Say what you will about Donald Rumsfeld 's defense policies, but the former Secretary of Defense uttered a series of seemingly conflated nonsensical statements on July 12, 2002, that actually made perfect sense: "There are known knowns. These are things we know that we know. There are known unknowns. That is to say, there are things that we now know we don't know. But there are also unknown unknowns. These are things we do not know we don't know."
As an IT security admin, how well do you know your known unknowns, and do you communicate them to management? Tempting though it may be ignore them, those unknowns can pose serious security risks.
[ InfoWorld Security Adviser Roger Grimes offers other helpful advice for security admins, including "Create a top 10 list of threats at your organization" and "Think strategically and come up with solutions." ]
By known unknowns, I mean those dark spaces that exist at every organization that has more than a very small IT shop: areas of unmanaged networks, unexpected IP addresses, unauthorized wireless access points, weird protocols, and unexplainable network packets. We all know about them. We even know where most of them exist in our networks. We've seen them, wondered about them, and then gone about our daily jobs.
See, it's not like we're getting paid or rewarded to seek out all those little unanswered questions, and while they may have been mentioned to management or co-workers in passing, they didn't well up into enough of a problem to become a project. I think if you spent hours and hours researching them, you would likely find they were innocent misconfigurations and explainable, acceptable phenomena.
But at a few of my clients' shops, I've recently discovered something different. These known unknowns weren't innocent: They were malicious, dedicated backdoor programs allowing corporate espionage to go on unheeded for months and years. The wild thing is that in all these cases, the network and security folks knew and wondered about the strange symptoms -- but no one took it upon himself or herself to investigate further.
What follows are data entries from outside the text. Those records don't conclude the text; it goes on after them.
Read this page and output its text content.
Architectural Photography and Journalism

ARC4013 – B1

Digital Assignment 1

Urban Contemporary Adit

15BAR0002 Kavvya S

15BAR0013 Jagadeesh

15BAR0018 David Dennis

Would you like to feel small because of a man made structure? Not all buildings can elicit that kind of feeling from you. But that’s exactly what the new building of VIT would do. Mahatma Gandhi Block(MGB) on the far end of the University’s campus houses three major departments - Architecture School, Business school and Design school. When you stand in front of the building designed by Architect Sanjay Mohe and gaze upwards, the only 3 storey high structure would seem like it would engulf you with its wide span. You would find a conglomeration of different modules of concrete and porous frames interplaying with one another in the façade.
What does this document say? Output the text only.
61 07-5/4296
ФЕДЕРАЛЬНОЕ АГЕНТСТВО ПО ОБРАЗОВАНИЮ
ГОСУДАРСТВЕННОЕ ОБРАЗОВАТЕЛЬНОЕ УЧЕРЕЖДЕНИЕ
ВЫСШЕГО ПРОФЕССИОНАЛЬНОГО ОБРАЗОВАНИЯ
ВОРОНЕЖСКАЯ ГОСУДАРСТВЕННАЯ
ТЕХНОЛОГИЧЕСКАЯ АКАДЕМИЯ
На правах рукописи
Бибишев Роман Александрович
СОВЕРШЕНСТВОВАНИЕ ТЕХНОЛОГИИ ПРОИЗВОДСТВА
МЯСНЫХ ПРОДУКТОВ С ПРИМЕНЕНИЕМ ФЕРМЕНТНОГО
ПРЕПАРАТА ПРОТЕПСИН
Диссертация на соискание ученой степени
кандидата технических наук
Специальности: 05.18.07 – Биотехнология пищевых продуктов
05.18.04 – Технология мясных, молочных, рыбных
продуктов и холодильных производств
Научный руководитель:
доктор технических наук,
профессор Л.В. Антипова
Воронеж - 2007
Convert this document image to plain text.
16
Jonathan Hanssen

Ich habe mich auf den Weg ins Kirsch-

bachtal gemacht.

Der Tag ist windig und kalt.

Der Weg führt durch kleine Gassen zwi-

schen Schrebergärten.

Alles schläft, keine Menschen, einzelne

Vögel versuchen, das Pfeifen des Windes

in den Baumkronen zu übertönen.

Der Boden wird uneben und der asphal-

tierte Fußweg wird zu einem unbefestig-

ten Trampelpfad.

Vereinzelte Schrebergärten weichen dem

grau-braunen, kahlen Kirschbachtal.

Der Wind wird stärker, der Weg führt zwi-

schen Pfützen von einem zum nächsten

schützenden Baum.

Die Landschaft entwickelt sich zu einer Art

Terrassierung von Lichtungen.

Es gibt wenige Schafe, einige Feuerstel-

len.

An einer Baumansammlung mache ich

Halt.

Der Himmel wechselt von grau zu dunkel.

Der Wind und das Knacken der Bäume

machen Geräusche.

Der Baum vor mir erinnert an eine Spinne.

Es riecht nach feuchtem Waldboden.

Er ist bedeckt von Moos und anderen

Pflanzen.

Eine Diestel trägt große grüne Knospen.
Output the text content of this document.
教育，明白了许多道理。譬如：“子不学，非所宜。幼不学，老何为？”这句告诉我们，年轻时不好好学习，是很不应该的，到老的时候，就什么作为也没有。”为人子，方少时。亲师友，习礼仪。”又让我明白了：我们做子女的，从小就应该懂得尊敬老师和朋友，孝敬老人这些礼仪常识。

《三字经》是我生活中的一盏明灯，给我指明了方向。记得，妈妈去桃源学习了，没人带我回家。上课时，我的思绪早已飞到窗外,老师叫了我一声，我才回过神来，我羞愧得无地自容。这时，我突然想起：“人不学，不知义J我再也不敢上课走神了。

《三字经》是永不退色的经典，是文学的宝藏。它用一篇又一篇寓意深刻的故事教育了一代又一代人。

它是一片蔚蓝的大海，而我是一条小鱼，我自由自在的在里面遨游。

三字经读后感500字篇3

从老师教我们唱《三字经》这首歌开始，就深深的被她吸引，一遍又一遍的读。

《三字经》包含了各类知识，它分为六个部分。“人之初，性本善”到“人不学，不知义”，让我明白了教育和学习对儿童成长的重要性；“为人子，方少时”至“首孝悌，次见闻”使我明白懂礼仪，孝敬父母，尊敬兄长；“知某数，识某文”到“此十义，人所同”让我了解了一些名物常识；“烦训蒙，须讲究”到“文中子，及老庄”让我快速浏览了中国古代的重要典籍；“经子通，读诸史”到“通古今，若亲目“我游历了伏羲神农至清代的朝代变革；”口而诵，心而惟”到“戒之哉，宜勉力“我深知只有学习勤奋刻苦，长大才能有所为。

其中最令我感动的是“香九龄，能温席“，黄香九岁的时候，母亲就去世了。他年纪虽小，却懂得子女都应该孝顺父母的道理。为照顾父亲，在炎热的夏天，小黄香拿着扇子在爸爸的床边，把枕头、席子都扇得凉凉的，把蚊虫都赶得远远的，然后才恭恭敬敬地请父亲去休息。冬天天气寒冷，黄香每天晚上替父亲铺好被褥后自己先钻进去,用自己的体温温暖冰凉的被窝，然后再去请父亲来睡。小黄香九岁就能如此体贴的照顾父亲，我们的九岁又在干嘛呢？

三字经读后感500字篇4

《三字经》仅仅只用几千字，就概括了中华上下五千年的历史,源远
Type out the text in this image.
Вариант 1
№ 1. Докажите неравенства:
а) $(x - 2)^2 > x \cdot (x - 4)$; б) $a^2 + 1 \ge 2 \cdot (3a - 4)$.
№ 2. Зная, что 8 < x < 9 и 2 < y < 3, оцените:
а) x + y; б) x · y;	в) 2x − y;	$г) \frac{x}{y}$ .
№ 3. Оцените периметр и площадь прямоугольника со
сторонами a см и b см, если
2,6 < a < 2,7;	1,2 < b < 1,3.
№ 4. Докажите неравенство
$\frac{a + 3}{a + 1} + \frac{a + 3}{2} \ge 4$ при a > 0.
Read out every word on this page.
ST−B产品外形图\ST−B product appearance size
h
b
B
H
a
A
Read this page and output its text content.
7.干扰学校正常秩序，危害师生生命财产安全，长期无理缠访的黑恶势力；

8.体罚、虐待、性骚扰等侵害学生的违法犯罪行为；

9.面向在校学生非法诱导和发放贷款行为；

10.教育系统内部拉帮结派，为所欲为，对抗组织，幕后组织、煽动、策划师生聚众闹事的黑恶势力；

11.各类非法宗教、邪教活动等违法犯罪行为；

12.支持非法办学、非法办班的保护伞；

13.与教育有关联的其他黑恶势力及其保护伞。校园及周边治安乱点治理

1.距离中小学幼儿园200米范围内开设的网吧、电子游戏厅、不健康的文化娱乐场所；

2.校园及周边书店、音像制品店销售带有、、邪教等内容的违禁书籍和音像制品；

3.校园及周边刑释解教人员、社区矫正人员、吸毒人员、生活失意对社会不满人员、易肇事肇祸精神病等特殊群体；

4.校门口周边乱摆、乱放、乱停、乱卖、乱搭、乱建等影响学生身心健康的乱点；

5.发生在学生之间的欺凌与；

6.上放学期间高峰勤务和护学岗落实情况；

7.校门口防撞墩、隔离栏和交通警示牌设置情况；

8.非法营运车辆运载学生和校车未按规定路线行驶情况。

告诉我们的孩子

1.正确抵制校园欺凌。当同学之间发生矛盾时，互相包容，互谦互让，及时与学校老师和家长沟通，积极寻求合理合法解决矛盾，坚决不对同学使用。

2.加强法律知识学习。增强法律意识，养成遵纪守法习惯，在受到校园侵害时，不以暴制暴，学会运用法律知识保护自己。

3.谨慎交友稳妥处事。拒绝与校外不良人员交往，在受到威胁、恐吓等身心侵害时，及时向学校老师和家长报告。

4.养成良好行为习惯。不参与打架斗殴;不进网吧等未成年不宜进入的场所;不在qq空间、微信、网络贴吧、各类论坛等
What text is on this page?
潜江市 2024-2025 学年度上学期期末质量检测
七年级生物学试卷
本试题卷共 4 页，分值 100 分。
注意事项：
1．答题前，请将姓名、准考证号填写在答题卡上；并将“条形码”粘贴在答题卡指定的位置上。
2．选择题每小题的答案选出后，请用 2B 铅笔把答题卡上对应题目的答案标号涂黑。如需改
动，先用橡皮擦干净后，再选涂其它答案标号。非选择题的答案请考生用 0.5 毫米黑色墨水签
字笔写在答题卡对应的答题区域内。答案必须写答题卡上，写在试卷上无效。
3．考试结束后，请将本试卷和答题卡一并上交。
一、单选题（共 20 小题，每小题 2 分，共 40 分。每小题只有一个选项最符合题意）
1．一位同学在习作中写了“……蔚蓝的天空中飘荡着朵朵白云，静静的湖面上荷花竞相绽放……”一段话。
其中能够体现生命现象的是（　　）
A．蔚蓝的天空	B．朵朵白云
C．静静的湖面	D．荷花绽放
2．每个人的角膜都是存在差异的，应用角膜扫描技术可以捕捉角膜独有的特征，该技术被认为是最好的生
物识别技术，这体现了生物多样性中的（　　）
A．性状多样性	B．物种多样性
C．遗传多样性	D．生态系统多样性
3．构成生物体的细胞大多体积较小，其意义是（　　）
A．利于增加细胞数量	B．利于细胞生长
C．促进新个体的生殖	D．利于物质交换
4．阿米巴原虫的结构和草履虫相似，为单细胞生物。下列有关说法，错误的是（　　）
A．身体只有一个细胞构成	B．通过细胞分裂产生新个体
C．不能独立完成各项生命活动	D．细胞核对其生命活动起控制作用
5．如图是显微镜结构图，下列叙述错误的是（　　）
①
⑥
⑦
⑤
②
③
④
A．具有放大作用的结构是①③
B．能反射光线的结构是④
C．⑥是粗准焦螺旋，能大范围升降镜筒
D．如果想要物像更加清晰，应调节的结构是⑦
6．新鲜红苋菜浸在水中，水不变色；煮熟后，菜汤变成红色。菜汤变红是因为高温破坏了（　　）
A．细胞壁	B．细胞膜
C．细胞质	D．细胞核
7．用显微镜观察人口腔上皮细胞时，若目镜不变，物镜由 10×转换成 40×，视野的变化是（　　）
And if you have unexplainable activities but ignore them, how can you really measure risk? I can tell you that each of these companies wishes, upon reflection, that they had been more curious.
So what do you do? First, don't ignore your known unknowns. Document that unexplainable stuff. Sniff your network, put up some honeypots, and run some traffic analysis tools. Collect all the weird stuff into a single report and then report it to management. Tell them you don't know what this stuff is and that you're not sure if it should be made a priority project, but give them all the information they'll need to be informed. Let management make the risk decision. But by silently sitting on the "weirdness" and not communicating it better to management, you've just become part of the problem.
Fix or justify all those unexplainable problems, and you'll sleep a little better at night. This is something that we do know.